4. Il résulte de l'instruction que M. B a présenté au ministre de la défense, le 4 mai 2020, un recours indemnitaire préalable de nature à lier le contentieux sur ses conclusions à fin d'indemnisation des préjudices qu'il estime avoir subis du fait de l'illégalité entachant la décision du 14 février 2012 prononçant son changement de corps après radiation du corps des personnels navigant. Toutefois, il est constant qu'il n'a pas fait précéder son recours contentieux du recours administratif préalable devant la commission des recours des militaires, prévu par les dispositions de l'article R. 4125-1 du code de la défense, rappelées au point 2. Contrairement à ce qu'il soutient, alors que sa demande est relative à sa situation personnelle et trouve sa source dans des actes intervenus durant sa période d'activité en qualité de militaire, s'agissant du prononcé de son changement de corps à la suite de sa radiation du corps des personnels navigant, la circonstance qu'il a été radié des contrôles le 1er septembre 2019 ne le dispense pas de l'obligation de saisir la commission des recours des militaires. Par suite, la fin de non -recevoir opposée en défense par le ministre des armées doit être accueillie.

5. En tout état de cause, aux termes de l'article 4 du décret du 27 décembre 1929 fixant les conditions de classement et de maintien dans le personnel militaire navigant : " L'état d'entraînement des militaires des cadres actifs de l'armée de l'air, classés dans le personnel navigant par application des articles précédents est constaté par des épreuves aériennes annuelles correspondant à chaque spécialité. (.) Le militaire classé dans le personnel navigant en est rayé automatiquement lorsque, pendant deux années consécutives, il n'a pas accompli ces épreuves.() ". Alors qu'il résulte de l'instruction que M. B n'a pas accompli les épreuves aériennes annuelles lui permettant d'être maintenu dans sa spécialité, ce qui a nécessairement entrainé sa perte d'habilitation, il ne peut se prévaloir d'aucun préjudice en lien avec sa radiation du corps des personnels navigant.

6. Il résulte de ce qui précède que les conclusions de M. B tendant à l'indemnisation des préjudices subis à raison de l'illégalité de la décision du 14 février 2012 prononçant son changement de corps doivent être rejetées ainsi que par voie de conséquence ses conclusions présentées au titre de l'article L. 761-1 du code de justice administrative.

D E C I D E :

Article 1er : La requête de M. B est rejetée.

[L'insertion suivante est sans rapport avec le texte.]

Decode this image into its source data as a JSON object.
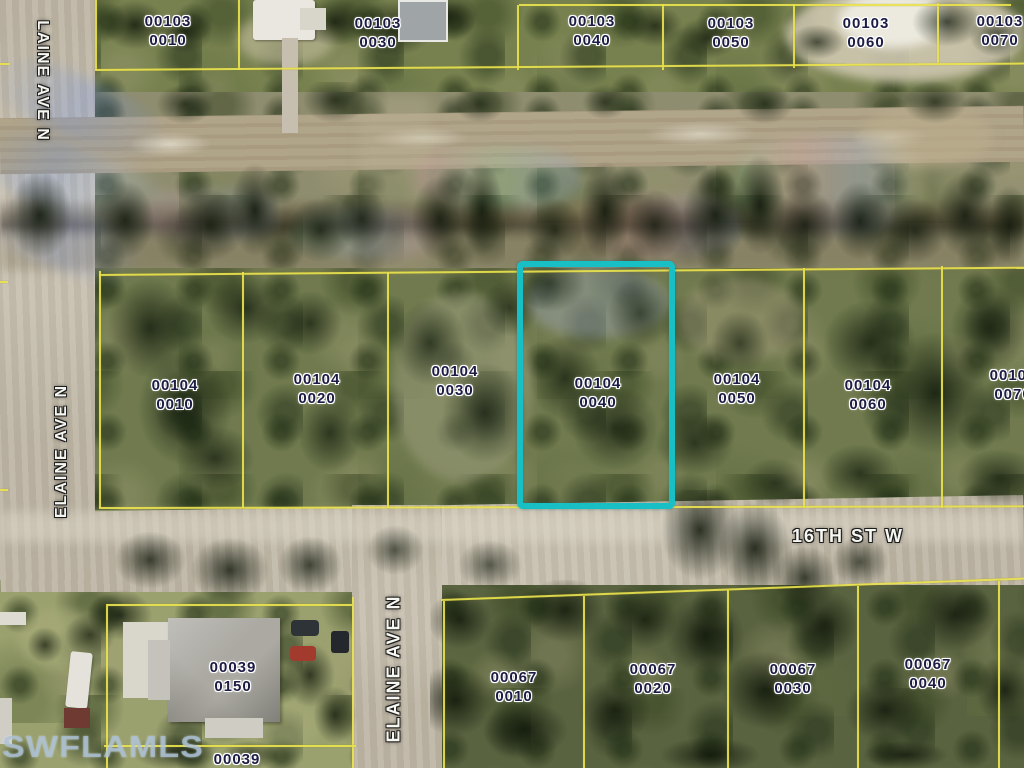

Article 2 : Le présent jugement sera notifié à M. A B et au ministre des armées.

Délibéré après l'audience du 18 juin 2024, à laquelle siégeaient :

Mme Lefebvre-Soppelsa, présidente,

Mme Defranc-Dousset, première conseillère,

Mme Keiflin, première conseillère.

Rendu public par mise à disposition au greffe le 5 juillet 2024.

La rapporteure,

Hélène DEFRANC-DOUSSET

La présidente,

Anne LEFEBVRE-SOPPELSALa greffière,

Sarah LEROY

La République mande et ordonne au ministre des armées en ce qui le concerne ou à tous commissaires de justice à ce requis en ce qui concerne les voies de droit commun contre les parties privées, de pourvoir à l'exécution de la présente décision.